L.N. Jones and his brother, Jimmy Jones, together leased 1,500 acres, splitting the land between them, with their sister and her husband farming nearby. They were some of the first to introduce row crops in a part of the state where the land was then mostly in cattle.

"We had people come by when we started unloading the equipment; they'd stop and look. We brought it with us, the tractor and farm equipment we used in Missouri," Jones said.

"We tore up a lot of it, when we started on it. It wasn't built heavy enough. We had to go back to Missouri and Arkansas" and get heavier equipment, he remembers.

"It had just been cleared, was raw new ground," Jones said.

The Joneses raised soybeans, wheat and corn on their farm. They bought three acres of the land they leased to build their house on; it sits not far from La. 1 in Lettsworth.

Through the years, Jones also leased land from other property owners in the area. Much of the land had long been held by various families and wasn't for sale. But Jane Jones said she doesn't know if they would have bought it anyway.

It would have been another large debt in the risky world of farming.

At one point, Jones was farming 3,300 acres. In recent years, he dropped down on the acreage he farmed: "The heat in the summertime gets to you.

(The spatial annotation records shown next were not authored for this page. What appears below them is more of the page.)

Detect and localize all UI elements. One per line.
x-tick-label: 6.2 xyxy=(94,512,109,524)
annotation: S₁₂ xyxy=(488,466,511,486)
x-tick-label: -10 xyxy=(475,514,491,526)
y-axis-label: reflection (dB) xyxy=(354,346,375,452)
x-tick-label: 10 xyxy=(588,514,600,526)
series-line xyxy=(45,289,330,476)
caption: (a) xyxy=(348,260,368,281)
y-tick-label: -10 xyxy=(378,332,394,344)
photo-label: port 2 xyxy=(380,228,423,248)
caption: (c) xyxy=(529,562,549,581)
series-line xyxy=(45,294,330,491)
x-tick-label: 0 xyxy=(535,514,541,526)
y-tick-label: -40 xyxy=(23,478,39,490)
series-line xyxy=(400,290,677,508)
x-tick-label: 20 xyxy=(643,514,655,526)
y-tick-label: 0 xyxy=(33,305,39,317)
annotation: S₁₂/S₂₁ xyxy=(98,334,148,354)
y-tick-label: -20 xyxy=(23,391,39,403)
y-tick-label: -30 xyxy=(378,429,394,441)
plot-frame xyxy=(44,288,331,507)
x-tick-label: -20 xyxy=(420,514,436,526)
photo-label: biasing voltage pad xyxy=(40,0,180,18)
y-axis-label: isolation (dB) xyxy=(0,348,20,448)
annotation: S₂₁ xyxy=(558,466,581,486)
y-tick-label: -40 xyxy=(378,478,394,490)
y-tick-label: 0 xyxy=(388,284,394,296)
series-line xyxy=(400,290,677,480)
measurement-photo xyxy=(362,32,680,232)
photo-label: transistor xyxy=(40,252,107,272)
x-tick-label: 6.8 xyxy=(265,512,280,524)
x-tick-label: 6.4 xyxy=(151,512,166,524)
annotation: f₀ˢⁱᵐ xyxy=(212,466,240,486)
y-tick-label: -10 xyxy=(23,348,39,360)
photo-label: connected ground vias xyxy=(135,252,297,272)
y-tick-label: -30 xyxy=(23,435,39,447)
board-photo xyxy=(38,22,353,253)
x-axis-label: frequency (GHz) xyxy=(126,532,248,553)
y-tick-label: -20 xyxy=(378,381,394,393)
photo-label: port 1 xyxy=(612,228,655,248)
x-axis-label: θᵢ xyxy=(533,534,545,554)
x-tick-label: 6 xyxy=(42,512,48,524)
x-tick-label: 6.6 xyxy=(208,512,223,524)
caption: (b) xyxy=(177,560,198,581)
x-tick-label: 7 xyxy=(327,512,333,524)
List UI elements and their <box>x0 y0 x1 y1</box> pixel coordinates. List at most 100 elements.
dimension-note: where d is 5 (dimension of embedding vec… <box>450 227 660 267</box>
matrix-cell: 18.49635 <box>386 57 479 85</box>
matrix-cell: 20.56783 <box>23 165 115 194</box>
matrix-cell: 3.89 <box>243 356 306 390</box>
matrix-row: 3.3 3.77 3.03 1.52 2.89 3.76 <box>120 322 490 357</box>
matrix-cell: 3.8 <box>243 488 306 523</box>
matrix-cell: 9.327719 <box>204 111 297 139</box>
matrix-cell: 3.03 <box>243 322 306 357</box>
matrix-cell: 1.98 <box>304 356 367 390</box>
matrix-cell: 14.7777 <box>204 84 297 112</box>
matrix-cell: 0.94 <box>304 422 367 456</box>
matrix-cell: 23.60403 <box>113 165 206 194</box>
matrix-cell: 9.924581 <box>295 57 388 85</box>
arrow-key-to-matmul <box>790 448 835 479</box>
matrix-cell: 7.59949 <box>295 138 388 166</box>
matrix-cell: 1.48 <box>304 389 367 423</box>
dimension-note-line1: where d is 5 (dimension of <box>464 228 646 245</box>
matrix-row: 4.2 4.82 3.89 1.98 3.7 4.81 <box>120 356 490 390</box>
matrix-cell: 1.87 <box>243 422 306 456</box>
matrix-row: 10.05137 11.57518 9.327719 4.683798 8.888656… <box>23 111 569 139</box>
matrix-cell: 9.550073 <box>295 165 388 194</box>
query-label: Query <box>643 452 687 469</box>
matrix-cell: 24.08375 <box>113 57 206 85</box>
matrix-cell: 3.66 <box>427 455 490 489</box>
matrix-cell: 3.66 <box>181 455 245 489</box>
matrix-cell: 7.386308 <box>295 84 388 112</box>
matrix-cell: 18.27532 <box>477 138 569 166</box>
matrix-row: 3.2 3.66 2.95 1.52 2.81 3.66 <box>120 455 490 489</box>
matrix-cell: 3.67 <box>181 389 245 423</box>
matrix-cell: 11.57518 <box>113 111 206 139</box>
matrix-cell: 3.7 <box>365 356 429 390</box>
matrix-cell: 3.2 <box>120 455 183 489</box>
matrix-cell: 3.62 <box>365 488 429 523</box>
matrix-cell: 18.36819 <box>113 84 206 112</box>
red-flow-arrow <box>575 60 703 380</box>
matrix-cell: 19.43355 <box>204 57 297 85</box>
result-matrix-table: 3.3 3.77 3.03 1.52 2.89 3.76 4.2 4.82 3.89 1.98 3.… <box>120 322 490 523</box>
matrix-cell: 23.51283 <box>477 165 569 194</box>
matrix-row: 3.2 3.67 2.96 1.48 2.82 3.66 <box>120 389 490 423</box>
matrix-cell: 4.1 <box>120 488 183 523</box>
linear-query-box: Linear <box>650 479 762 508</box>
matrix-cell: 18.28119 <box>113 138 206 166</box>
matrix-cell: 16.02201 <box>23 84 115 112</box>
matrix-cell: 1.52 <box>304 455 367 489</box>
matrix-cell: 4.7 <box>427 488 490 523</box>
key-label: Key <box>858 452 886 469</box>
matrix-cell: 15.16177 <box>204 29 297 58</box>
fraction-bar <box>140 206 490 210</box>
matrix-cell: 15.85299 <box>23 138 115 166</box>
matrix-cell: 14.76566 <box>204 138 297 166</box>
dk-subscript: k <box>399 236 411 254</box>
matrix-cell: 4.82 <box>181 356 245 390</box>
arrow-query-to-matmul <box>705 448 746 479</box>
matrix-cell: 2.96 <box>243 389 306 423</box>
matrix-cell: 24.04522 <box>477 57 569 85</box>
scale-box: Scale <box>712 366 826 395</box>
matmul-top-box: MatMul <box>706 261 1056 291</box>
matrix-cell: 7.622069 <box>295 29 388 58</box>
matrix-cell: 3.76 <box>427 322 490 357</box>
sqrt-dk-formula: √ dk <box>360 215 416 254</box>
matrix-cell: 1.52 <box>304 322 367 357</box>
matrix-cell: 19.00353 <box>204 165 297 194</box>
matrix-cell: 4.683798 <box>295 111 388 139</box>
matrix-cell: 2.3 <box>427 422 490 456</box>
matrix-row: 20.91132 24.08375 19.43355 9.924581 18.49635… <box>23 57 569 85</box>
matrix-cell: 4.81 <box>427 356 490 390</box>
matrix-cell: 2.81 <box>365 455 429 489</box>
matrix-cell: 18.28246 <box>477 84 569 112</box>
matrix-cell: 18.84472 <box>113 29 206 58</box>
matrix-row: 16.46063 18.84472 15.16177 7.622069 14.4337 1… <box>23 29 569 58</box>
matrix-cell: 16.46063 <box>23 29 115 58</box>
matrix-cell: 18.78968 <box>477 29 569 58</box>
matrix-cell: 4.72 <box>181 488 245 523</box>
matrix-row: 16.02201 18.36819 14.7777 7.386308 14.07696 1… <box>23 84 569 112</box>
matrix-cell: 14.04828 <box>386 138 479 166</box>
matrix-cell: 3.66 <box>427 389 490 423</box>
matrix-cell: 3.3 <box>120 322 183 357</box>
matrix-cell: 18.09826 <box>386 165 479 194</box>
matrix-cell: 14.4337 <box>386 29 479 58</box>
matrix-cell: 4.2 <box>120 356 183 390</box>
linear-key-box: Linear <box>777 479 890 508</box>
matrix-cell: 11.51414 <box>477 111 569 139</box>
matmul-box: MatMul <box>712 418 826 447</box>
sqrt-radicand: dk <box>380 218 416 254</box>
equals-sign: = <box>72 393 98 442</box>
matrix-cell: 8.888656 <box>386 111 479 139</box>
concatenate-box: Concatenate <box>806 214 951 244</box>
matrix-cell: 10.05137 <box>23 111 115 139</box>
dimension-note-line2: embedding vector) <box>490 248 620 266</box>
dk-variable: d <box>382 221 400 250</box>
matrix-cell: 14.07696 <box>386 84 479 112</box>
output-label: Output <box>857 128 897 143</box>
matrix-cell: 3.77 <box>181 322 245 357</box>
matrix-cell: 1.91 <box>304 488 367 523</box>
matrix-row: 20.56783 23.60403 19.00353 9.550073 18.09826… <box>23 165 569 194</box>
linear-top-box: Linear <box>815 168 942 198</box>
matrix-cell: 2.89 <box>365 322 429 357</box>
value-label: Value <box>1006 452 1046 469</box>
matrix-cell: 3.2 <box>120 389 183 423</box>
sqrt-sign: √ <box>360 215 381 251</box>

I'm 74," Jones said.

Last year he farmed 950 acres, the greater portion of which was part of the original 1,500 acres he and his brother had leased 40 years ago.

Jones and his wife had pondered getting out of farming altogether, but hadn't made the final decision. Then this past spring, the original 1,500 acres was sold. The land will be going into sugar cane now under a new owner.

"Sometimes, God kind of makes your mind up for you," said Jane Jones.

On the Jan. 25 auction, the clear blue sky was a blessing after days of dreary gray skies and rain _ farm auctions are held no matter what the weather is like.

A crowd of area farmers and ranchers had gathered at the farm. One of their first stops was at the auctioneering company trailer for Keith Babb and Associates of Monroe.

The farmers and ranchers filled out a registration card and got a number. If they ended up making a winning bid on a piece of equipment, they'd come back later to the trailer to pay.

Keith Babb's wife, Carolyn, was at the trailer window. She seemed to know everyone who came by.

"That's one of the functions of an auction," she said. "The farmers can get together and visit."

The auction started under the shed, with the smaller pieces of equipment and parts first. Items such as heavy chains, large metal springs, nuts and bolts and gauge wheels for John Deere planters were carefully organized on wooden pallets.

Keith Babb conducted the auction from a specially designed camper bed on a pickup truck. As items were sold, the truck driver would move the truck slowly along to the next lots.

"This is a sad occasion in some ways," Babb told the crowd in a deep, rolling voice he worked in radio and TV before going into auctioneering in 1971.

The money from the auction, however, would be going toward the Jones' retirement, he said.

"They won't have to worry about the weather or prices," Babb said. "We wish them a very successful future in his retirement."